Prerequisites

Load required packages

library(tidyverse)
library(ggplot2)
library(rtweet)
library(readr)

Dataset

Import processed data, which can be found here.

#read preprocessed data
wines <- read.csv(file = '../data/processed_data/wines.csv')

Get sample of dataset

#set seed value to birthday of Ricardo Rodriguez, American wrestler and ring announcer and Dr.
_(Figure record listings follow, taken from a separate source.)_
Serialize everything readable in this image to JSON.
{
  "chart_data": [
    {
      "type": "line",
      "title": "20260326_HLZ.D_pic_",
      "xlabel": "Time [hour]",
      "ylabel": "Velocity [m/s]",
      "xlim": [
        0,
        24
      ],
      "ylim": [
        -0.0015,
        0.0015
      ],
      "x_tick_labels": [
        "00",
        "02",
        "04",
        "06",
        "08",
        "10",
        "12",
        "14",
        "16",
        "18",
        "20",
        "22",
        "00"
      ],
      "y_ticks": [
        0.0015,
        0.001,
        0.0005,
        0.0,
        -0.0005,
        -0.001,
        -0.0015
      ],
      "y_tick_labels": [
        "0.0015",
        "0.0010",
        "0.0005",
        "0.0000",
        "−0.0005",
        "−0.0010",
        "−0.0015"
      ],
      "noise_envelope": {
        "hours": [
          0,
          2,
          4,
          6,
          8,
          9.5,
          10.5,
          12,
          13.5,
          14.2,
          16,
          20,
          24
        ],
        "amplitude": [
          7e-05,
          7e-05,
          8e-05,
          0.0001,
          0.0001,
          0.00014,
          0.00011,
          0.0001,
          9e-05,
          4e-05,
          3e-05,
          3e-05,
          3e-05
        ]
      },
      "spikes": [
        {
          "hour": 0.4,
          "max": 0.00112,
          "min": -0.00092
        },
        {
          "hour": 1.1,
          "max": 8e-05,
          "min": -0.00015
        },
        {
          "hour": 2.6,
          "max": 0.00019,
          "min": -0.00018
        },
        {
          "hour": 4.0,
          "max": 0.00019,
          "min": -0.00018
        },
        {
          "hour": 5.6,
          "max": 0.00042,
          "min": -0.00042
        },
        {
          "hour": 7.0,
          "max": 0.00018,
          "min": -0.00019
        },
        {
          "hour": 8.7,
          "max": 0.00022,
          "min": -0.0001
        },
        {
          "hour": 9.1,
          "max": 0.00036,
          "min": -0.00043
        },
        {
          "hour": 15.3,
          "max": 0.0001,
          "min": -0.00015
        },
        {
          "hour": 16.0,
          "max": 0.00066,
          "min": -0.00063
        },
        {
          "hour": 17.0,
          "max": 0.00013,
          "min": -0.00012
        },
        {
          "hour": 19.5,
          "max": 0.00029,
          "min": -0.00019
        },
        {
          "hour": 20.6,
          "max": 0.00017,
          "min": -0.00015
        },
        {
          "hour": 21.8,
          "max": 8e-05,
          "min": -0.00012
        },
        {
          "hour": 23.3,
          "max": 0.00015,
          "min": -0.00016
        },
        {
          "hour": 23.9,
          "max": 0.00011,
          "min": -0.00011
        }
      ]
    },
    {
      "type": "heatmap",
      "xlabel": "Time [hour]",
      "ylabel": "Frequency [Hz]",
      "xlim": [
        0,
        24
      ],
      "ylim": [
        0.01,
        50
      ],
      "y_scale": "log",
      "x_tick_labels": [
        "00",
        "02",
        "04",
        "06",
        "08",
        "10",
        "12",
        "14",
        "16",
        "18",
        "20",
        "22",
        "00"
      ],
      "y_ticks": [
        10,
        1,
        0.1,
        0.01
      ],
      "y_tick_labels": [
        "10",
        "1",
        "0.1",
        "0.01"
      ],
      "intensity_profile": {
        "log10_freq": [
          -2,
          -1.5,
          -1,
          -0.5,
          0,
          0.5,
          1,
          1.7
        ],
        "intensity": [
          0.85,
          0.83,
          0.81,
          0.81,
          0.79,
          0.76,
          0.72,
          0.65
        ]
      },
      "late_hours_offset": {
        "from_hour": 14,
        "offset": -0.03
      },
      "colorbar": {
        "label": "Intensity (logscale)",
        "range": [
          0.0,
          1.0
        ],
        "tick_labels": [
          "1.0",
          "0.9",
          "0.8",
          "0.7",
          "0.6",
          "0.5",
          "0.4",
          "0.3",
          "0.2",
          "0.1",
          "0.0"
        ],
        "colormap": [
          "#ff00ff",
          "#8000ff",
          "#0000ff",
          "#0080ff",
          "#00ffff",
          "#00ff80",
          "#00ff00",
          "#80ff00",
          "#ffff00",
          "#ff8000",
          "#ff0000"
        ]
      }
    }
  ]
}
Reinaldo (Rei) Sanchez-Arias
set.seed(19630217)

#set percentage to test with for simplicity, if needed
percentage <- 5
wine_sample<- sample_n(wines, percentage/100*nrow(wines))

Split Taster data into different Data Frame

tasters <- wines %>%
  select(taster_name, taster_twitter_handle) %>% unique()
tasters

Drop taster_twitter_handle in wines dataframe

wines <- wines %>%
  select(-taster_twitter_handle)
head(wines)

Add Reviewer profile info

Each reviewer has there own bias. To offset that we made a “profile” for each reviewer which includes characteristics like: avg_points, sd_points, and var_points

taster_rating_profile <- wines %>%
  group_by(taster_name) %>%
  summarize(
    avg_points = mean(points),
    sd_points = sd(points),
    var_points = var(points)
  )

tasters <- inner_join(tasters, taster_rating_profile, by = "taster_name")
head(tasters)

Add Rating Classification

Add following classification to wine dataset as found on the website:

Category Rating Description
Classic 98-100 The pinnacle of quality.
Superb 94-97 A great achievement.
Excellent 90-93 Highly recommended.
Very Good 87-89 Often good value; well recommended.
Good 83-86 Suitable for everyday consumption; often good value.
Acceptable 80-82 Can be employed in casual, less-critical circumstances
# function to add rating
rating_category <- function(points){
  if(points>=98){
    return("Classic")
  }
  else if (points>=94){
    return("Superb")
  }
  else if(points>=90){
    return("Excellent")
  }
  else if(points>=87){
    return("Very Good")
  }
  else if(points>=83){
    return("Good")
  }
  else{
    return("Acceptable")
  }
}

wines<- wines %>%
  rowwise() %>%
  mutate(rating_category = rating_category(points))
head(wines)

Add Adjusted Points

Since, each reviewer has a different bias we created a normalized metric, norm_points, by looking at the number of standard deviatioins a wine is from the reviewer’s avg_points. This gives use a more accurate representation of which which wines are better than the rest.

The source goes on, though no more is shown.